Bu durumun hükümetin de dikkatinden kaçmadığının itiraf edilmesi gerekiyor. Devlet başkanı Medvedev’in, Himkin ormanlığı üzerinde inşa edilmesi düşünülen yolun inşaat çalışmalarını durdurmasının da bu açıdan değerlendirilmesi gerekiyor. Uzun süre, Moskova ve Federal yöneticiler toplumun tepkilerini gözle görülür bir şekilde geri çevirmekteydi. Devlet başkanın kararı sinyal niteliğinde. İnsanlara bu tür yaklaşım doğru değildir. Ancak olayın üzerinden kısa bir süre geçmesinden sonra, bürokrasinin toplumsal dinlemeleri formaliteye dönüştürme çabalarını izledik. Bu tür dinlemeler insanların ve teşkilatların sorunun çözümünde söz hakkına sahip olduğunu göstermek için düzenlenmekte.

Bundan başka da benzer örnekler bulunmakta. Ülkemizde demokrasi taraftarları ile karşıtları arasındaki “çatışma” daha da sertleşmekte. Demokrasi karşıtlığı önlenemezse eski yılların kazanımları heba edilmiş olacak. Sadece demokratik süreç değil huzur da zarar görmüş olacak. Muhtemelen yaşanan gelişmeler, devlet başkanını 23 kasım tarihinde kendi blogunda şu ifadeleri sarfetmeğe zorladı: “Belli bir dönem sonra siyasi hayatımızda sorunların yaşandığı kimse için sır değildir. Ülke huzurunun tehdit altında olmasının görülmesi gerekiyor.”

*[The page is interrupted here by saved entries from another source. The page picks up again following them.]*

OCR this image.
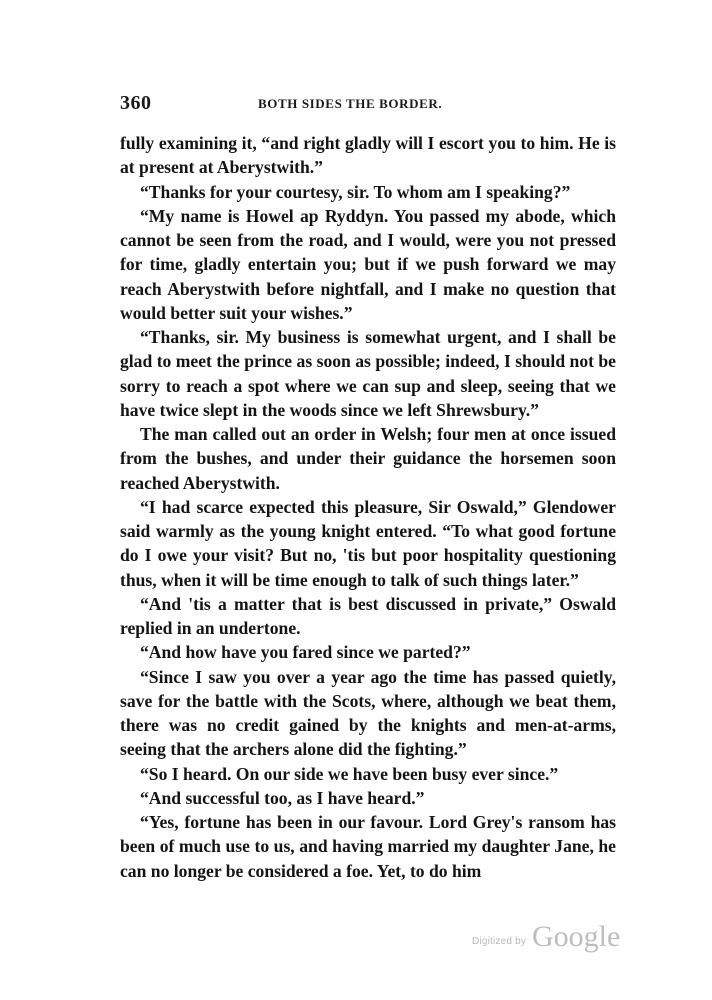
360	BOTH SIDES THE BORDER.

fully examining it, “and right gladly will I escort you to him. He is at present at Aberystwith.”

“Thanks for your courtesy, sir. To whom am I speaking?”

“My name is Howel ap Ryddyn. You passed my abode, which cannot be seen from the road, and I would, were you not pressed for time, gladly entertain you; but if we push forward we may reach Aberystwith before nightfall, and I make no question that would better suit your wishes.”

“Thanks, sir. My business is somewhat urgent, and I shall be glad to meet the prince as soon as possible; indeed, I should not be sorry to reach a spot where we can sup and sleep, seeing that we have twice slept in the woods since we left Shrewsbury.”

The man called out an order in Welsh; four men at once issued from the bushes, and under their guidance the horsemen soon reached Aberystwith.

“I had scarce expected this pleasure, Sir Oswald,” Glendower said warmly as the young knight entered. “To what good fortune do I owe your visit? But no, 'tis but poor hospitality questioning thus, when it will be time enough to talk of such things later.”

“And 'tis a matter that is best discussed in private,” Oswald replied in an undertone.

“And how have you fared since we parted?”

“Since I saw you over a year ago the time has passed quietly, save for the battle with the Scots, where, although we beat them, there was no credit gained by the knights and men-at-arms, seeing that the archers alone did the fighting.”

“So I heard. On our side we have been busy ever since.”

“And successful too, as I have heard.”

“Yes, fortune has been in our favour. Lord Grey's ransom has been of much use to us, and having married my daughter Jane, he can no longer be considered a foe. Yet, to do him

Digitized by Google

Devlet başkanının bu tür açıklama yapması birçok insan için beklenmedik bir gelişme oldu. Onun değerlendirmesi ayrı ayrı sorunları gündeme taşımak için yapılmamıştı. Bilakis sorununun siyasi düzende olduğunun bir kanıtı idi. Hakim partinin bölünme içerisinde olduğu, gerçek muhalefetin bulunmadığı, siyasi azınlıkların hukuklarının korunmadığı gösterilmekteydi. Devlet başkanı siyasi sistemi kendi kanaatine göre daha adil ve rekabete açık bir duruma getirilmesi için atılan adımları sıraladı. Kanaatimce bu adımlar yeterli değildir ve sorunların büyüklüğünü yansıtmamakta. Ancak sorunun kendisinin gündeme taşınması da önemli. Rusya’nın geleceği konusunda endişe duyanları, devlet başkanı sükunete davet etmekte ve onlara umut dağıtmakta. Bu konuda endişesi bulunanlar, devlet başkanının Federal Meclis’de yapmış olduğu 30 Kasım konuşmasında daha kesin ifadeler sarfedeceğini umuyordu. Devlet başkanı bu durumu değerlendiremedi.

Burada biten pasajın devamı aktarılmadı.